I'll be watching for your report. I will be heading down there in the next week or so. I will probably use live shrimp or mud minnows under a Bomber popping cork, and DOA shrimp with and w/o the cork. This will be my first time on a yak so I might just stick with the artificials 'til I get the hang of the boat. Good luck!


----------



## AllTerrainAngler (Jun 28, 2016)

I have been wondering the same. I really only have one good spot to put my kayak in savannah. 2 weeks ago i caught 3 reds over 30" in less than an hour. A ton of trout, sharks, and a ray.


----------



## Salt H2O Scout (Jul 1, 2016)

Gbs96 said:


> Thanks! I'm gonna try and get out there within the next couple of days. I assume the same approach will work. I'll be trying live pinfish and cut bait under a popping cork and also some gulps saltwater assassins on a jig head




Pin fish aren't as abundant on the GA coast.  Gulp and Assassins work, but live shrimp is probably more productive.


----------



## Salt H2O Scout (Jul 1, 2016)

AllTerrainAngler said:


> I have been wondering the same. I really only have one good spot to put my kayak in savannah. 2 weeks ago i caught 3 reds over 30" in less than an hour. A ton of trout, sharks, and a ray.



I need to fish with you.


----------



## AllTerrainAngler (Jul 15, 2016)

Salt H2O Scout said:


> I need to fish with you.



PM me and we can set something up.

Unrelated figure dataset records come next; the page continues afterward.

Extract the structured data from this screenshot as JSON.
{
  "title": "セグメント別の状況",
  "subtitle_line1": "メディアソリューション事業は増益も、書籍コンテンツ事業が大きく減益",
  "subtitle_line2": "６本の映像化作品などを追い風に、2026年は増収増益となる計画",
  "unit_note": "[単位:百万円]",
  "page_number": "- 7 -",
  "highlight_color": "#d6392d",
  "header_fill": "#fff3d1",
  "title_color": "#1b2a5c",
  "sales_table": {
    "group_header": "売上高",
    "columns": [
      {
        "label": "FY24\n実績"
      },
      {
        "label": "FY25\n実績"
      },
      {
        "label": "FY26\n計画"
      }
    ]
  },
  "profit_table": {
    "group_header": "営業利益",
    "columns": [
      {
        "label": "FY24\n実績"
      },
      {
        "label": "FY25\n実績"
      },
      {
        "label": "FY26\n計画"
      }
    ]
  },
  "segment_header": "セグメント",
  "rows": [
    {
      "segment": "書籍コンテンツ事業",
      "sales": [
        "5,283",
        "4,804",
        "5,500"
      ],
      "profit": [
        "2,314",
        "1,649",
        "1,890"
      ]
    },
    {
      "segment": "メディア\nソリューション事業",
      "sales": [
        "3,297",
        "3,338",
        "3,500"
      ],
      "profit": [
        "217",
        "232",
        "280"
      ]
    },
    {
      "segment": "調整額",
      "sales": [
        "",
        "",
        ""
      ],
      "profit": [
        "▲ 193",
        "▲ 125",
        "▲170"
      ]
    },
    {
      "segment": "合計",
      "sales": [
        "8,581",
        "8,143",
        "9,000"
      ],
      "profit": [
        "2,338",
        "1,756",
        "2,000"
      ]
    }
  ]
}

I've gone a lot the past week and caught a good bit of fish. reds trout sharks etc. Love it from the yak.


----------



## gabreamfanatic (Aug 12, 2016)

i need to check the gon board more often. im not on here much but you can find Me on FB  aka robert b reid


----------



## Khondker (Aug 13, 2016)

Not trying to steal the subject, quick question to Tybee boys: what is the fishing our for "Back River Fishing Pier"?

I fished from the main pier few months ago (in June), then fished in Charleston SC in July. I will be back in Tybee for a week in the fall once water temperature going down.


----------